Criticising politicians and pro-reformation figures, economist Faisal Basri said there was no time to lose, lest food shortages and economic hardship once again spill over into protests.

“We all are committed to reformation, immediate elections, change of political regulations and whatsoever, but this alarming food crisis deserves immediate attention and concrete action,” he argued.

With the contraction in the economy estimated at 20 percent this year and the number of unemployed possibly approaching 100 million in a country of 200 million, there is no time for decision-makers to engage in trivial debate, Basri said. “So many things are at stake.”

For the average Indonesian, daily life has become a struggle to find, much less afford, basic essential items like food.

Susilowati, a 47-year-old housewife, has been shuttling from one market to another looking for two kilogrammes of soybeans and one kilogramme of cooking oil. After searching for five hours, she found some supplies 40 km away, at the capital’s outskirts.

“It’s been really hard times these days,” she said. “The vendors are there, but with only a few food items. Within three hours they would have been sold out.”

Two days earlier, she and six housewives in the neighborhood could not even find rice to buy. In the end, she asked relatives in Bandung, a city east of Jakarta, to send her two bags of rice.

Food scarcity is just one of the effects of riots, looting and arson seen here earlier this month. Destruction was heavy in areas where Indonesians of Chinese descent stayed, sparking the exodus of ethnic Chinese merchants who feared racial violence.

Chinese Indonesians make up almost 97 percent of food suppliers in Jakarta and other cities. Severe food scarcity has also hit Medan, the capital of North Sumatra, where looting of ethnic Chinese-run shops had also flared.

Without these merchants, supplies were disrupted and distribution system cut in many parts of Indonesia. And if food items are to be found, their prices have soared four to five fold.

In an attempt to calm the fears of the ethnic Chinese community and to try to ease instability, Habibie visited the areas worst- hit by riots on Thursday.

At the peak of unrest last week, the price of beef rose by more than four times the previous levels. Vegetable prices vary from day to day. The price of rice, the staple food, fluctuates less but supplies are hard to find.

Coordinating Minister for Economy and Industry Ginanjar Kartasasmita has said that Indonesia needs to imports at least three million tonnes of rice, 4 million tons of soybean, 2.5 tons of wheat flour and a large amount of medicines.

And though Indonesia is the world’s largest producer of cooking oil, it now needs to import a large amount of the commodity due to disrupted supply and distribution systems at home.

For Susilowati, wife of a high-ranking government official, “high prices are still better as long as there is stuff to buy”. But other low-income families are looking to the future as they would doomsday — and the government’s ongoing talks with the IMF have provided little immediate hope.

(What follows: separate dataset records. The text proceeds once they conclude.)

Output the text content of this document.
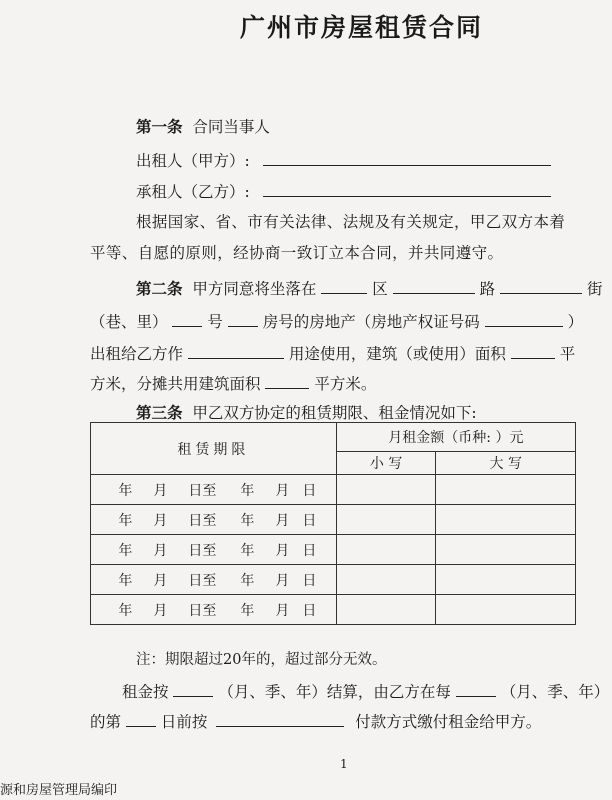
广州市房屋租赁合同
第一条 合同当事人
出租人（甲方）:
承租人（乙方）:
根据国家、省、市有关法律、法规及有关规定，甲乙双方本着
平等、自愿的原则，经协商一致订立本合同，并共同遵守。
第二条 甲方同意将坐落在	区	路	街
（巷、里）	号	房号的房地产（房地产权证号码	）
出租给乙方作	用途使用，建筑（或使用）面积	平
方米，分摊共用建筑面积	平方米。
第三条 甲乙双方协定的租赁期限、租金情况如下:
租赁期限	月租金额（币种: ）元	
	小 写	大 写
年 月 日至 年 月 日		
年 月 日至 年 月 日		
年 月 日至 年 月 日		
年 月 日至 年 月 日		
年 月 日至 年 月 日		
注：期限超过20年的，超过部分无效。
租金按	（月、季、年）结算，由乙方在每	（月、季、年）
的第	日前按	付款方式缴付租金给甲方。
1
源和房屋管理局编印
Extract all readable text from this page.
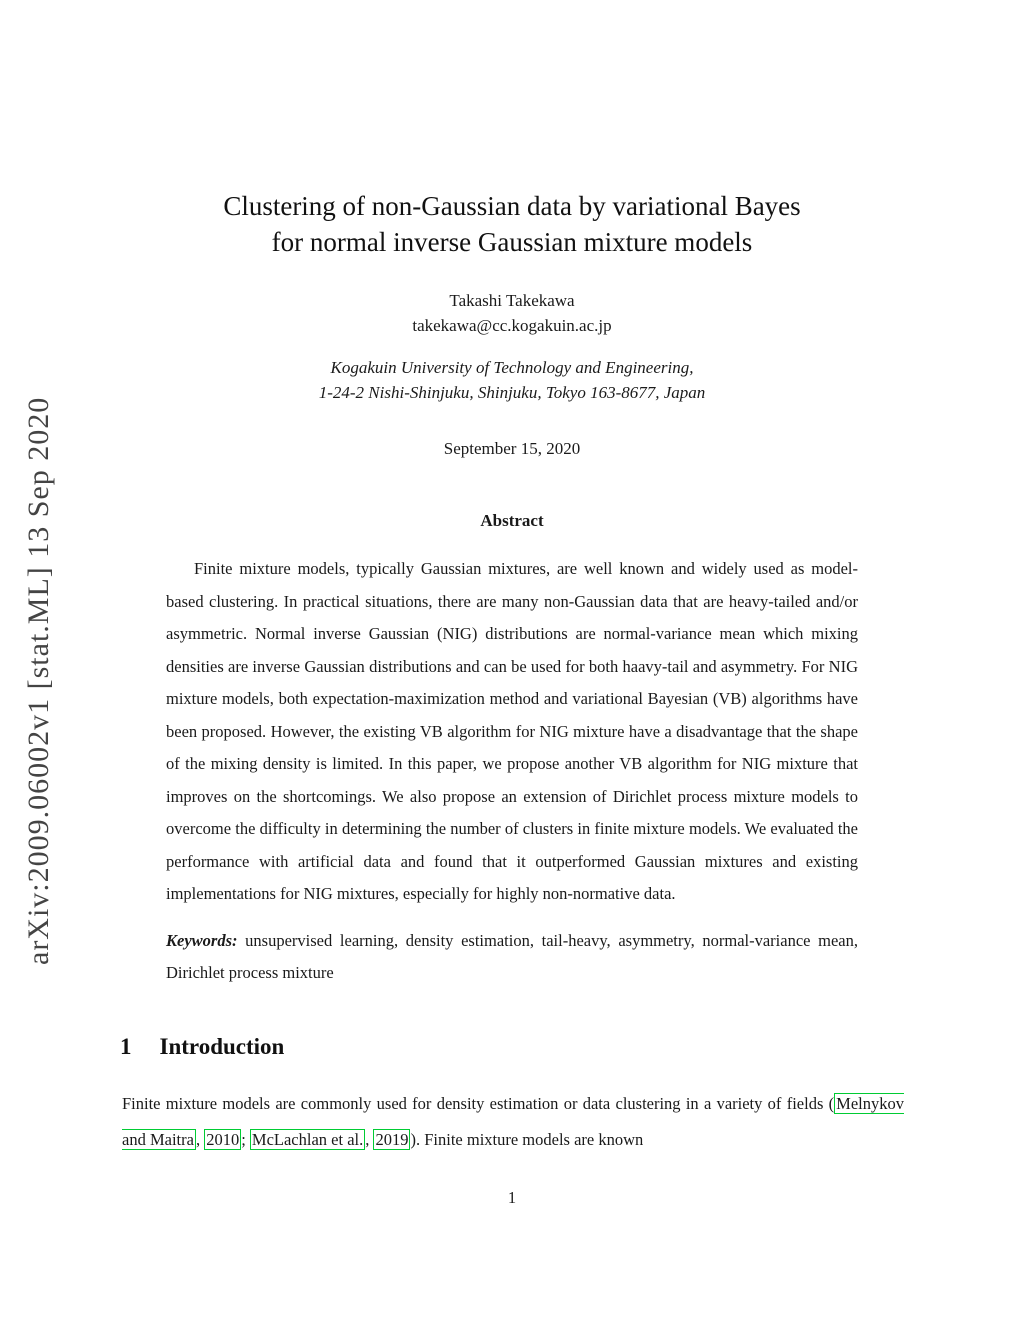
arXiv:2009.06002v1 [stat.ML] 13 Sep 2020
Clustering of non-Gaussian data by variational Bayes
for normal inverse Gaussian mixture models
Takashi Takekawa
takekawa@cc.kogakuin.ac.jp
Kogakuin University of Technology and Engineering,
1-24-2 Nishi-Shinjuku, Shinjuku, Tokyo 163-8677, Japan
September 15, 2020
Abstract
Finite mixture models, typically Gaussian mixtures, are well known and widely used as model-based clustering. In practical situations, there are many non-Gaussian data that are heavy-tailed and/or asymmetric. Normal inverse Gaussian (NIG) distributions are normal-variance mean which mixing densities are inverse Gaussian distributions and can be used for both haavy-tail and asymmetry. For NIG mixture models, both expectation-maximization method and variational Bayesian (VB) algorithms have been proposed. However, the existing VB algorithm for NIG mixture have a disadvantage that the shape of the mixing density is limited. In this paper, we propose another VB algorithm for NIG mixture that improves on the shortcomings. We also propose an extension of Dirichlet process mixture models to overcome the difficulty in determining the number of clusters in finite mixture models. We evaluated the performance with artificial data and found that it outperformed Gaussian mixtures and existing implementations for NIG mixtures, especially for highly non-normative data.
Keywords: unsupervised learning, density estimation, tail-heavy, asymmetry, normal-variance mean, Dirichlet process mixture
1 Introduction
Finite mixture models are commonly used for density estimation or data clustering in a variety of fields ( Melnykov and Maitra , 2010 ; McLachlan et al. , 2019 ). Finite mixture models are known
1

“Habibie’s government should be able to curb inflation, strengthen the rupiah and restore confidence of foreign investors,” Neiss said, without saying when the Fund would disburse the next one-billion dollar tranche of aid.

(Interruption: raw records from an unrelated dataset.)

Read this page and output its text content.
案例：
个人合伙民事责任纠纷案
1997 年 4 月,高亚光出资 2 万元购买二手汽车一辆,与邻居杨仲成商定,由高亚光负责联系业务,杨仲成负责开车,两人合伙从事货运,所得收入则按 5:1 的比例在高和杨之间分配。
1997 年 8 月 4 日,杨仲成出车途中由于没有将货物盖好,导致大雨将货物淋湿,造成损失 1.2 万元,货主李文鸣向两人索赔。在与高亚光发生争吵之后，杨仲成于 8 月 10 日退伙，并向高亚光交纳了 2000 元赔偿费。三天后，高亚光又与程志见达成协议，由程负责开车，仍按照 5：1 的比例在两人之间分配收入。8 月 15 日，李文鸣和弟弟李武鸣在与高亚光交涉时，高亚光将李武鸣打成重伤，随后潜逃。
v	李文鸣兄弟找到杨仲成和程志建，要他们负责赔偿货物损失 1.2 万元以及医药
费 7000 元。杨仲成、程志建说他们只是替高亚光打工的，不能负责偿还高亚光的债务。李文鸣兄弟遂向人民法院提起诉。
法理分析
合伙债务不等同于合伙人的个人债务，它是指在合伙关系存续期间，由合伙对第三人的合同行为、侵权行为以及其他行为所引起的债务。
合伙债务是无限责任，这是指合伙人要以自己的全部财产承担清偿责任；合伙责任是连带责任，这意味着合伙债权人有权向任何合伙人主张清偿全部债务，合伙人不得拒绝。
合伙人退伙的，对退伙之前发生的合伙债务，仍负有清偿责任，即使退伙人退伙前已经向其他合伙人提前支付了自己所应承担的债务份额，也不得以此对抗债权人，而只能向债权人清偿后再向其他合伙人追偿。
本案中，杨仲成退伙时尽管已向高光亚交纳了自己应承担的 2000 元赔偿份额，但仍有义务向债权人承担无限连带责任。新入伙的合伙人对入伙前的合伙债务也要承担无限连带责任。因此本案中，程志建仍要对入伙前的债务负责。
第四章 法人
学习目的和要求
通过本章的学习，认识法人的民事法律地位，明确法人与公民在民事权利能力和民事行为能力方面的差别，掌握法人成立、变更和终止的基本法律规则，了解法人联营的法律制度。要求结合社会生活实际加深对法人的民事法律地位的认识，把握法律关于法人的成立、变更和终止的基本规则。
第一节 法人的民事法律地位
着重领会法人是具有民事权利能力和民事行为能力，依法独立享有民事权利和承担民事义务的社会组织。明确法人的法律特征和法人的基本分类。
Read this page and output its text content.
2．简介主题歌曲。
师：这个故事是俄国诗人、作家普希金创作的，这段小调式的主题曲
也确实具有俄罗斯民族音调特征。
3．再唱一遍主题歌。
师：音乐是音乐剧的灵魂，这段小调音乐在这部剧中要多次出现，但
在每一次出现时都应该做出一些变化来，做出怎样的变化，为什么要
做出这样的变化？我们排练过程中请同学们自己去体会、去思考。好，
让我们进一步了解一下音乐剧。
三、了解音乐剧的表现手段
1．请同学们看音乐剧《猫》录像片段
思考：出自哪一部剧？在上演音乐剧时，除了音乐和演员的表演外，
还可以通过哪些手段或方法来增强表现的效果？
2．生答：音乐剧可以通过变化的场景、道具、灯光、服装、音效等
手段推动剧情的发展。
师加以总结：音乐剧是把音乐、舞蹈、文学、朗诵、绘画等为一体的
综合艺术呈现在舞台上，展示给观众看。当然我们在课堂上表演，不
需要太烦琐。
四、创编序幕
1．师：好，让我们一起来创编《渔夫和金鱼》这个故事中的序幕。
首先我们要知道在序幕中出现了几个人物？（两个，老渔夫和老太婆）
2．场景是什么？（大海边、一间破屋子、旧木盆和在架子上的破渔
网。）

Prabhakar Narvekar, special adviser to the IMF, said in Switzerland on Tuesday that the timing of further release of funds to Indonesia would depend on the country’s political situation.

One economist said Indonesia badly needs “a lot of capital” fast, citing estimates that usable foreign reserves were down to just 7 billion dollars. But creditors and investors are waiting for political turmoil to settle and see how Habibie does.

Meantime, Indonesia welcomes whatever help its neighbours can give. Japan has pledged a donation of 500,000 tonnes of rice in early June. Taiwan is set to negotiate with Indonesia on the terms of payment for a 200,000-tonne shipment of rice.

Jakarta is scrounging around for other resources. Food and horticulture minister A M Saefuddin said the government would use funds raised from state firms’ floating of shares, originally meant to service of foreign debt, to buy food instead.

“So temporarily, the foreign debt repayment will be postponed,” he said.